Ecrit par Stéphane Bret , le Mardi, 06 Novembre 2012. , dans USA, Les Livres, Recensions, La Une Livres, Roman, Phébus

Certaines n’avaient jamais vu la mer, trad. USA par Carine Chichereau, 142 pages, 15 € . Ecrivain(s): Julie Otsuka Edition: Phébus

La lecture de certains romans s’apparente, parfois, à une révélation douloureuse, une évocation puissante, grave.

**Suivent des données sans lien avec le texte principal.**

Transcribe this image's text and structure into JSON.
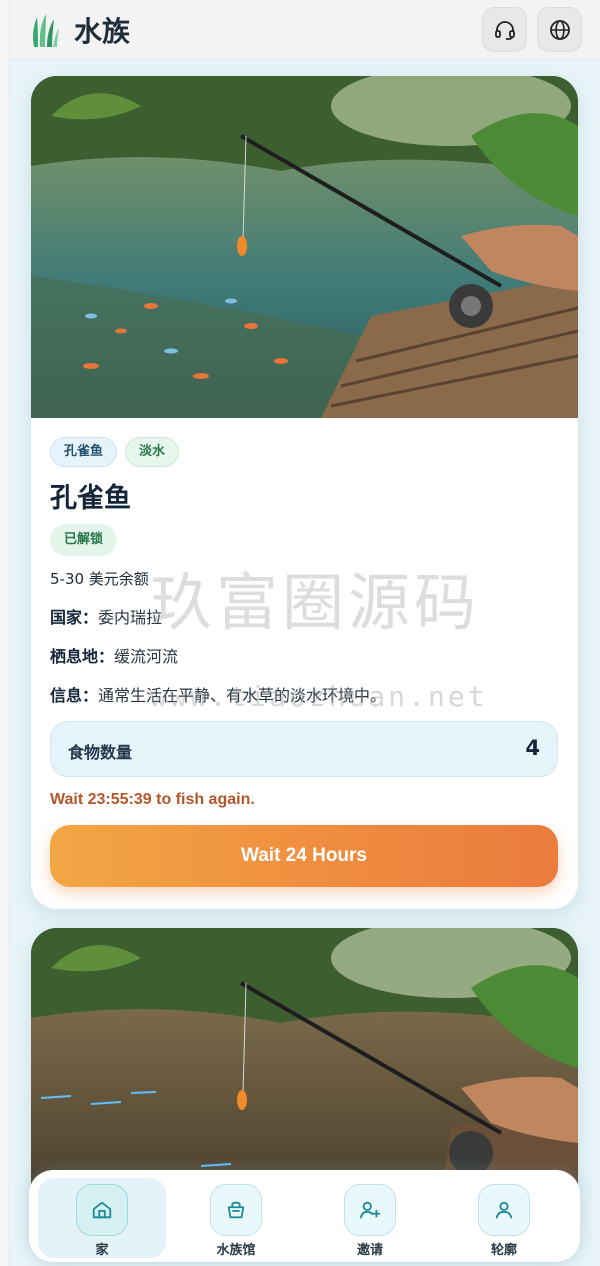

Celui de Julie Otsuka Certaines n’avaient jamais vu la mer est de ceux-là : c’est l’odyssée de jeunes japonaises, à qui on a promis de se marier en émigrant aux Etats-Unis pour rejoindre leurs compatriotes déjà établis en Amérique, et censés leur apporter le bonheur conjugal, l’accès à l’aisance matérielle. Hélas, ces candidates naïves sont cruellement déçues. Elles le sont dès leur traversée en bateau, accomplie dans les pires conditions, plus proche des transports d’esclaves que d’un voyage ordinaire. A leur arrivée, elles endurent des conditions de travail atroces, sont violées par leurs maris, êtres frustes, rustres, dont les métiers réels sont bien moins prestigieux qu’annoncés à leur départ du Japon.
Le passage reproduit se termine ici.